Front. Earth Sci., 07 October 2021
Sec. Economic Geology
This article is part of the Research Topic Advances in Multi-scale Multi-physics Geophysical Modelling and Fluid Transport in Unconventional Oil and Gas Reservoir View all 15 articles

Description of Fracture Network of Hydraulic Fracturing Vertical Wells in Unconventional Reservoirs

Jinghua LiuJinghua Liu1Mingjing Lu,Mingjing Lu2,3Guanglong Sheng
Guanglong Sheng1*
  • 1School of Petroleum Engineering, Yangtze University, Wuhan, China
  • 2Petroleum Engineering Technology Research Institute of Shengli Oilfield, Dongying, China
  • 3Postdoctoral Scientific Research Working Station of Shengli Oilfield, Dongying, China

Based on the distribution of complex fractures after volume fracturing in unconventional reservoirs, the fractal theory is used to describe the distribution of volume fracture network in unconventional reservoirs. The method for calculating the fractal parameters of the fracture network is given. The box dimension method is used to analyze a fracturing core, and the fractal dimension is calculated. The fractal index of fracture network in fracturing vertical wells are also firstly calculated by introducing an analysis method. On this basis, the conventional dual-media model and the fractal dual-media model are compared, and the distribution of reservoir permeability and porosity are analyzed. The results show that the fractal porosity/permeability can be used to describe the reservoir physical properties more accurately. At the same time, the flow rate calculating by conventional dual-media model and the fractal dual-media model were calculated and compared. The comparative analysis found that the flow rate calculated by the conventional dual-media model was relatively high in the early stage, but the flow rate was not much different in the later stage. The research results provide certain guiding significance for the description of fracture network of volume fracturing vertical well in unconventional reservoirs.

Introduction

Unconventional reservoirs in the world are rich in resources, and have poorly reservoir porosity/permeability (Song et al., 2018; Wang et al., 2019; Chen et al., 2020). It is necessary to adopt stimulation enhancement measures to improve the physical properties in order to achieve economic development (Li et al., 2015). Considering the distribution of natural fractures in unconventional reservoirs, through technologies such as optimized displacement and low liquid viscosity, the net pressure in the fracture during volume fracturing is achieved, and the fracture opening conditions are achieved (Zhang et al., 2021). So as to extend along the wall of the main fracture and communicate with multi-scale secondary fractures, then the complex fracture network is finally formed in the formation (Manchanda et al., 2020; Qi et al., 2020; Sheng et al., 2020).

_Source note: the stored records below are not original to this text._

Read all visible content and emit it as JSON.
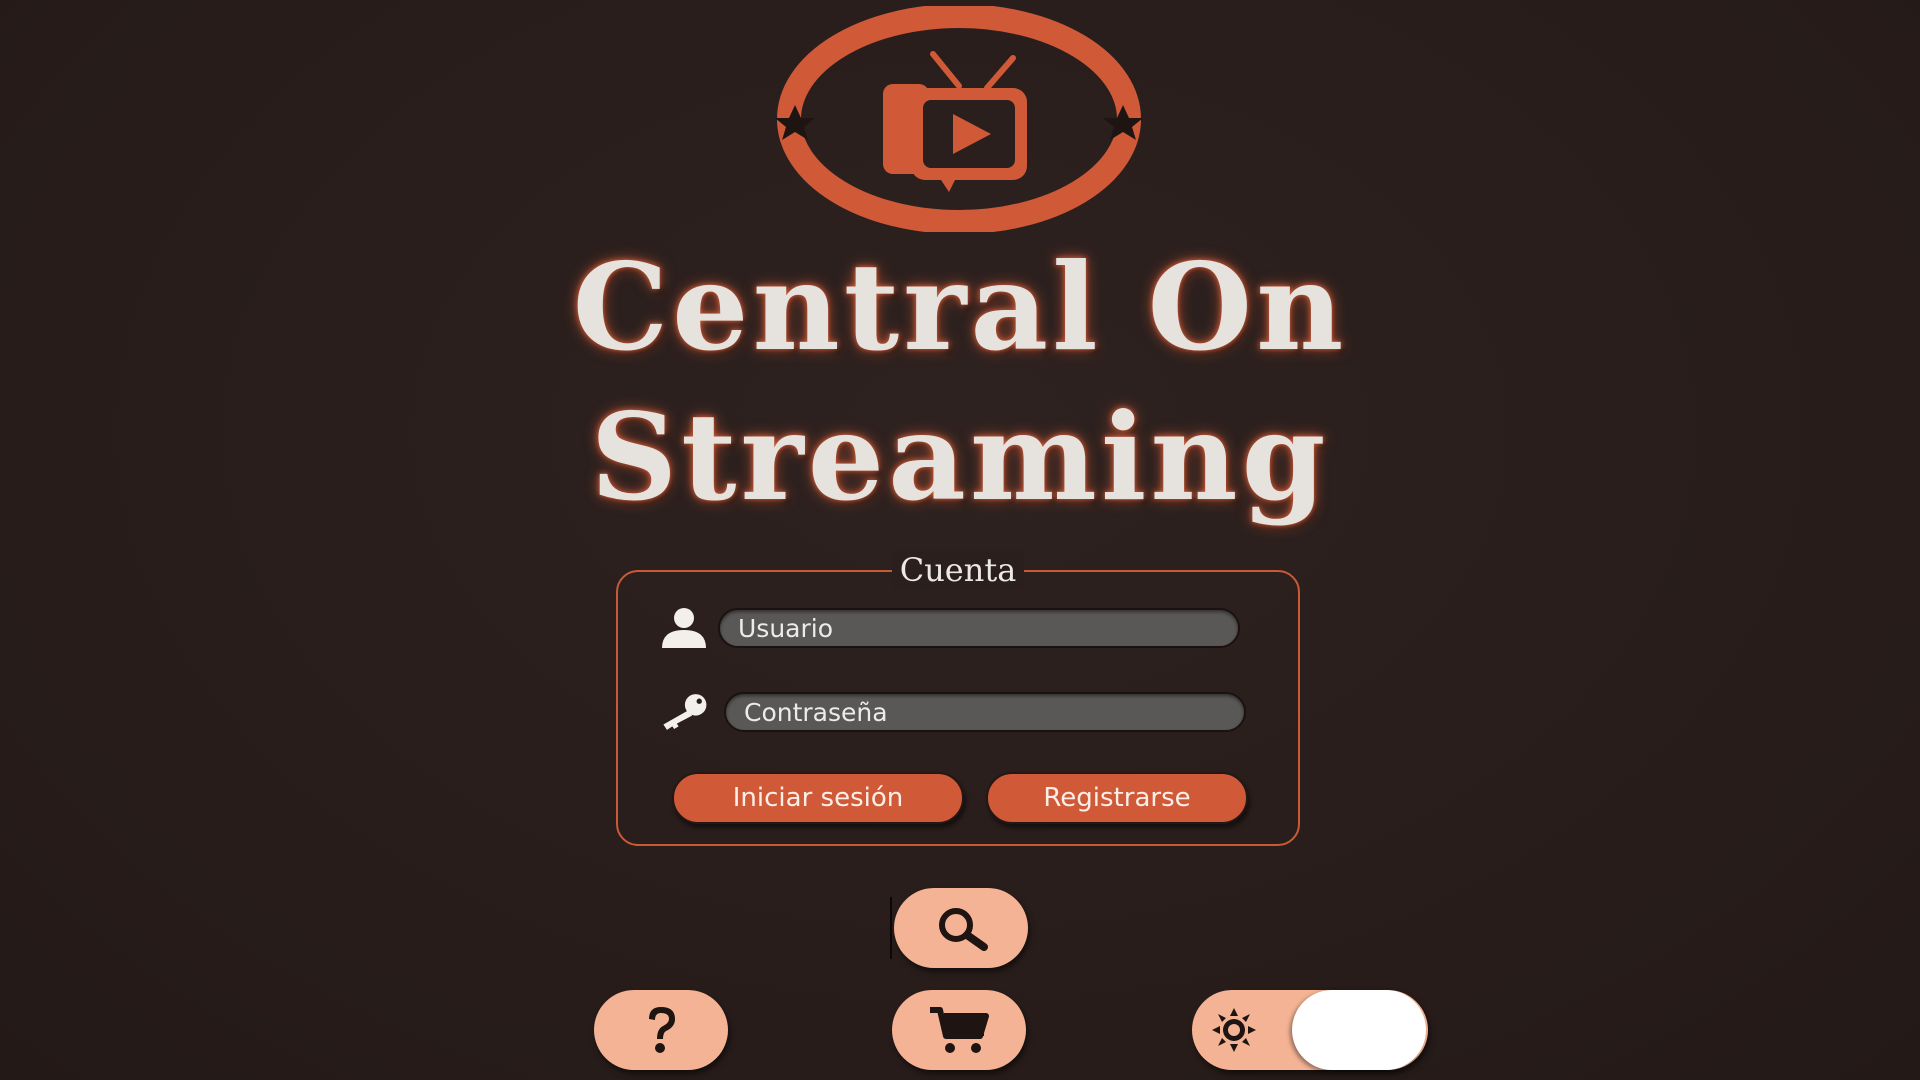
{
  "brand": {
    "title_line1": "Central On",
    "title_line2": "Streaming",
    "accent_color": "#d05a38",
    "logo_icon": "tv-play-icon"
  },
  "account": {
    "legend": "Cuenta",
    "username": {
      "icon": "user-icon",
      "placeholder": "Usuario",
      "value": ""
    },
    "password": {
      "icon": "key-icon",
      "placeholder": "Contraseña",
      "value": ""
    },
    "login_label": "Iniciar sesión",
    "register_label": "Registrarse"
  },
  "controls": {
    "search_icon": "search-icon",
    "help_icon": "question-icon",
    "cart_icon": "cart-icon",
    "theme_icon": "sun-icon",
    "theme_toggle_state": "off"
  }
}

Scholars have studied the distribution of fracture network of volume fracturing from many aspects. Cheng et al. used the discrete fracture network model and line network model to characterize the complex fracture network of volume fracturing in shale reservoirs, and obtained the fracture network geometry parameter (Cheng et al., 2013). Wang et al. used numerical simulation to study the factors affecting the productivity of volume fracturing vertical wells, and the results showed that the complex fracture network formed after volume fracturing in tight reservoirs can greatly increase the productivity (Wang et al., 2013). Li et al. used dual-media numerical simulation to simulate the fracture network from volume fracturing and optimize the parameters of fracture network (Li, 2020). They believed that the dual-media simulation method can accurately describe the complex fracture network composed of native natural fractures and artificial hydraulic fractures. The dual-media simulation method can also reflect the flow characteristics within fracture network and matrix after volume fracturing. Based on the characteristics of complex fracture network and flow mechanism of volume fracturing in tight reservoirs, Su et al. proposed a coupled dual-media composite flow model considering the limited stimulated reservoir volume, and optimized the parameters of fracture network (Su et al., 2014).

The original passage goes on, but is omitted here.